Author: William Vorhies
Summary: There is a great hue and cry about the danger of bias in our predictive models when applied to high significance events like who gets a loan, insurance, a good school assignment, or bail. It’s not as simple as it seems and here we try to take a more nuanced look. The result is not as threatening as many headlines make it seem.
- Biased Algorithms Are Everywhere, and No One Seems to Care
- Researchers Combat Gender and Racial Bias in Artificial Intelligence
- Bias in Machine Learning and How to Stop It
- AI and Machine Learning Bias Has Dangerous Implications
- AI Professor Details Real-World Dangers of Algorithm Bias
- When Algorithms Discriminate
Holy smokes! The sky is falling. There’s even an entire conference dedicated to the topic: the conference on Fairness, Accountability, and Transparency (FAT* – it’s their acronym, I didn’t make this up) now in its fifth year.
But as you dig into this topic it’s a lot more nuanced. As H.L. Mencken said, “For every complex problem there is a simple solution. And it’s always wrong.”
Exactly What Type of Bias are We Talking About?
There are actually many different types of bias. Microsoft identifies five types: association bias, automation bias, interaction bias, confirmation bias, and dataset bias. Others use different taxonomies.
However, we shouldn’t mix up socially harmful bias that can have a concrete and negative impact on our lives (who gets a loan, insurance, a job, a house, or bail) for types of bias based on our self-selection, like what we choose to read or who we elect to friend. It’s the important stuff we want to focus on.
How Many Sources of Bias in Modeling Are There?
First, we’re not talking about the academic and well understood tradeoff between bias and variance. We’re talking about what causes models to be wrong, but with a high degree of confidence for some subsets of the population.
It’s Not the Type of Model That’s Used
Black box models, which mean ANNs of all stripes and particularly deep neural nets (DNNs) are constantly being fingered as a culprit. I’ll grant you that ANNs in general and particularly those used in AI for image, text, and facial recognition generally lack sufficient transparency to describe exactly why a specific person was scored as accepted or rejected by the model.
But the same is true of boosted, deep forest, ensembles, or many other techniques. Right now, only CNNs and RNN/LSTMs are being used in AI applications but there are no examples I could find of systems using these models which have actually been widely adopted and are causing harm.

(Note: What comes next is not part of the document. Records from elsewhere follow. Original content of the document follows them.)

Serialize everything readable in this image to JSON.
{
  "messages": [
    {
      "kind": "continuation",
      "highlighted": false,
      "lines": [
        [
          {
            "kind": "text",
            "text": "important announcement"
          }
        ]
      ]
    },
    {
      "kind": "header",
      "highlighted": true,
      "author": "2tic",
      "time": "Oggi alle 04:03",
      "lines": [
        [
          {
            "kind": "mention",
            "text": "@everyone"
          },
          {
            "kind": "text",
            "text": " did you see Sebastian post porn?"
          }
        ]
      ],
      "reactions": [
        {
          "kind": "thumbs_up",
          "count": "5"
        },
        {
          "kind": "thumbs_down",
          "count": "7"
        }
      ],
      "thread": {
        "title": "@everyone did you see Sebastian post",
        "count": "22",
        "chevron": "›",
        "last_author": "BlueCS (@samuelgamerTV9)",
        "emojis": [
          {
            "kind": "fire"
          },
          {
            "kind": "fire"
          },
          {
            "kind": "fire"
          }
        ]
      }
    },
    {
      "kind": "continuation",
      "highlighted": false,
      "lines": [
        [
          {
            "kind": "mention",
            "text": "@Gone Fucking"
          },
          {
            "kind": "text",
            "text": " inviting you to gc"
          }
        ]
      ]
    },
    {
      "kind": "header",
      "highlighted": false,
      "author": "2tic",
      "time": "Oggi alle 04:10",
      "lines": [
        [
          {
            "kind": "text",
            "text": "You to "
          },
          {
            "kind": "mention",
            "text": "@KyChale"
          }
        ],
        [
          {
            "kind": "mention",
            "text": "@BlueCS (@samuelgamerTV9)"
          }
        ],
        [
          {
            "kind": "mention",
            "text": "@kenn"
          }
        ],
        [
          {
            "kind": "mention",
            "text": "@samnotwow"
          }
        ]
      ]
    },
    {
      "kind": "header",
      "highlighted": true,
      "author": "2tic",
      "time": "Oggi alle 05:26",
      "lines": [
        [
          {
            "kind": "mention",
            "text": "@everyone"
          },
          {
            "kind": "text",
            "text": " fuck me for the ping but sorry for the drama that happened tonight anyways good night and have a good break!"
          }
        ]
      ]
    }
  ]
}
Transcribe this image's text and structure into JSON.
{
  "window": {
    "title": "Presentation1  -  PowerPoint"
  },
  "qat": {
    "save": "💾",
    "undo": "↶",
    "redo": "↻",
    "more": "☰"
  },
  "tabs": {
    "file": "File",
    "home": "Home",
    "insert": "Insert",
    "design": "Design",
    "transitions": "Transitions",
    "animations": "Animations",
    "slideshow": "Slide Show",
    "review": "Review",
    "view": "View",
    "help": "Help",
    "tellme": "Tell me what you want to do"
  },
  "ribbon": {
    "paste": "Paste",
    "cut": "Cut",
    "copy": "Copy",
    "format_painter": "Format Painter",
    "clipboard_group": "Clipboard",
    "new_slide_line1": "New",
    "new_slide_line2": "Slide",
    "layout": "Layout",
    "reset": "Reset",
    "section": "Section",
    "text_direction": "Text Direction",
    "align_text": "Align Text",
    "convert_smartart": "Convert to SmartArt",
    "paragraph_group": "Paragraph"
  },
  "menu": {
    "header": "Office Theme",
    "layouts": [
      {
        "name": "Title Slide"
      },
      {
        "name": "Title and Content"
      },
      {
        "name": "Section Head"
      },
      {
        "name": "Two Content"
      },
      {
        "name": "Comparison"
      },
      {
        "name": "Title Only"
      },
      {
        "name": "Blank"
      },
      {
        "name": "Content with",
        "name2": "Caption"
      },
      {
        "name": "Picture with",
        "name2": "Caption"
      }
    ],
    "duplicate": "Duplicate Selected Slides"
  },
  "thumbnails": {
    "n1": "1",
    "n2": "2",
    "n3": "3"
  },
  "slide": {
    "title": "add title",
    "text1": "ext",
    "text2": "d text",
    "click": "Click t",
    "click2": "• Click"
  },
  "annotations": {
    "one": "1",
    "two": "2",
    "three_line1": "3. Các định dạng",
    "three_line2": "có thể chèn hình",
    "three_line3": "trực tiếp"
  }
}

Yes, some DNNs did categorize people of color as gorillas but no one is being denied a valuable human or social service based on that type of system. We recognized the problem before it impacted anyone. It’s the good old ‘customer preference’ scoring models that pick winners and losers where we need to look.
The important thing to understand is that even using the most transparent of GLM and simple decision tree models as our regulated industries are required to do, bias can still sneak in.
Costs and Benefits
Remember that the value of using more complex if less transparent techniques is increased accuracy. That means lower cost, greater efficiency, and even the elimination of some types of hidden human bias.

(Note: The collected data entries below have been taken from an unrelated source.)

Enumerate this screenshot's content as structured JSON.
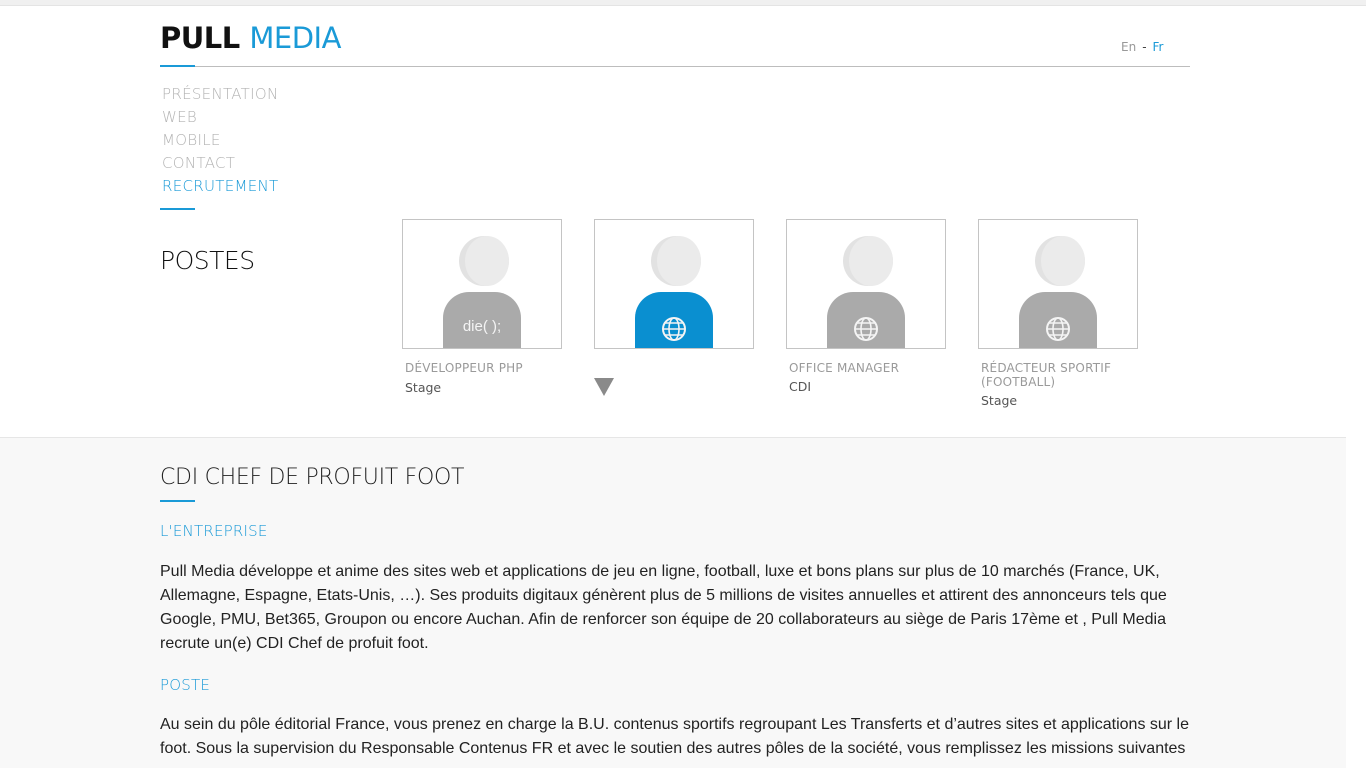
{
  "header": {
    "logo_part1": "PULL",
    "logo_part2": "MEDIA",
    "lang_en": "En",
    "lang_sep": "-",
    "lang_fr": "Fr"
  },
  "nav": {
    "items": [
      {
        "label": "PRÉSENTATION"
      },
      {
        "label": "WEB"
      },
      {
        "label": "MOBILE"
      },
      {
        "label": "CONTACT"
      },
      {
        "label": "RECRUTEMENT"
      }
    ]
  },
  "postes": {
    "title": "POSTES",
    "cards": [
      {
        "title": "DÉVELOPPEUR PHP",
        "type": "Stage",
        "avatar_text": "die( );",
        "icon": "php-die-text"
      },
      {
        "title": "",
        "type": "",
        "avatar_text": "",
        "icon": "globe-icon",
        "selected": true
      },
      {
        "title": "OFFICE MANAGER",
        "type": "CDI",
        "avatar_text": "",
        "icon": "globe-icon"
      },
      {
        "title": "RÉDACTEUR SPORTIF (FOOTBALL)",
        "type": "Stage",
        "avatar_text": "",
        "icon": "globe-icon"
      }
    ]
  },
  "detail": {
    "title": "CDI CHEF DE PROFUIT FOOT",
    "section1_heading": "L'ENTREPRISE",
    "section1_text": "Pull Media développe et anime des sites web et applications de jeu en ligne, football, luxe et bons plans sur plus de 10 marchés (France, UK, Allemagne, Espagne, Etats-Unis, …). Ses produits digitaux génèrent plus de 5 millions de visites annuelles et attirent des annonceurs tels que Google, PMU, Bet365, Groupon ou encore Auchan. Afin de renforcer son équipe de 20 collaborateurs au siège de Paris 17ème et , Pull Media recrute un(e) CDI Chef de profuit foot.",
    "section2_heading": "POSTE",
    "section2_text": "Au sein du pôle éditorial France, vous prenez en charge la B.U. contenus sportifs regroupant Les Transferts et d’autres sites et applications sur le foot. Sous la supervision du Responsable Contenus FR et avec le soutien des autres pôles de la société, vous remplissez les missions suivantes"
  },
  "colors": {
    "accent": "#1a9ad7",
    "selected_avatar": "#0a8fd0",
    "avatar_body": "#aaaaaa"
  }
}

We’ve decided as a society that we want our regulated industries, primarily insurance and lending to use simple and completely explainable models. We intentionally gave up some of this efficiency.
While transparency has been agreed to be of value here, don’t lose sight of the fact that this explicitly means that some individuals are paying more than they have to, or less than they should if the risks and rewards were more accurately modeled.
Since we mentioned how models can eliminate some types of hidden human bias, here’s a short note on a 2003 study that showed that when recruiters were given identical resumes to review, they selected more applicants with white-sounding names. When reviewing resumes with the names redacted but selected by the algorithm as potential good hires, the bias was eliminated. So perhaps as often as algorithms can introduce bias, they can also protect against it.
The Problem Is Always in the Data
If there were enough data that equally represented outcomes for each social characteristic we want to protect (typically race, gender, sex, age, and religion in regulated industries) then modeling could always be fair.
Sounds simple but it’s actually more nuanced than that. It requires that you first define exactly what type of fairness you want. Is it by representation? Should each protected group be represented in equal numbers (equal parity) or proportionate to their percentage in the population (proportional parity/disparate impact)?
Or are you more concerned about the impact of the false positives and false negatives that can be minimized but never eliminated in modeling?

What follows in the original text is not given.